Egyptian Torah and Case

Object number
C 1980.3.10.1

Object Information

This is an image of a Torah scroll and case. The case is round, made out of wood with inlaid decoration of various woods, mother-of-pearl and ivory. It dates back to 19th or 20th century.

This Torah was presented by the Rolo family to the Eliahou Hanavi Synagogue in Alexandria, Egypt. Robert J. Rolo served as the president of Alexandria’s Jewish community between 1934 and 1948. Lady Segal, the item’s lender, was born Rolo.

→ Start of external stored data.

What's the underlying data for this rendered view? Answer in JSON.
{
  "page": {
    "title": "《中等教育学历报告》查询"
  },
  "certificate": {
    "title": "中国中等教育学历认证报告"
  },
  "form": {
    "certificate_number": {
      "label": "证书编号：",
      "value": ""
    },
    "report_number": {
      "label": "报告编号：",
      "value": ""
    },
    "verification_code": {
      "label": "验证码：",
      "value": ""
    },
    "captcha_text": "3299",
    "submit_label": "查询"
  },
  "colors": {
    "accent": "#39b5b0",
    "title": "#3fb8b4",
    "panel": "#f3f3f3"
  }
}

There have been Jewish communities in Egypt for over 2500 years during which there have been various waves of tolerance and persecution. Since the days of Alexander the Great, the communities have been mainly centred around Alexandria and Cairo. The Ottoman Empire welcomed many Jewish communities from Spain and Portugal. By the 1940s there were approximately 75000 Egyptian Jews. The aftermath of the Second World War triggered many attacks on Egypt’s Jewish communities. In 1956, 25,000 Jewish people were expelled from the country; possessions were confiscated and 1,000 Jewish people were imprisoned. Many Egyptian Jews came to London, seeking freedom from persecution. Those who became members of Sephardi synagogues found that the community lost a bit of their unique Egyptian Jewish traditions—such as a more Arabic/Turkish style of music. This was due to taking on of more Spanish and Portuguese traditions.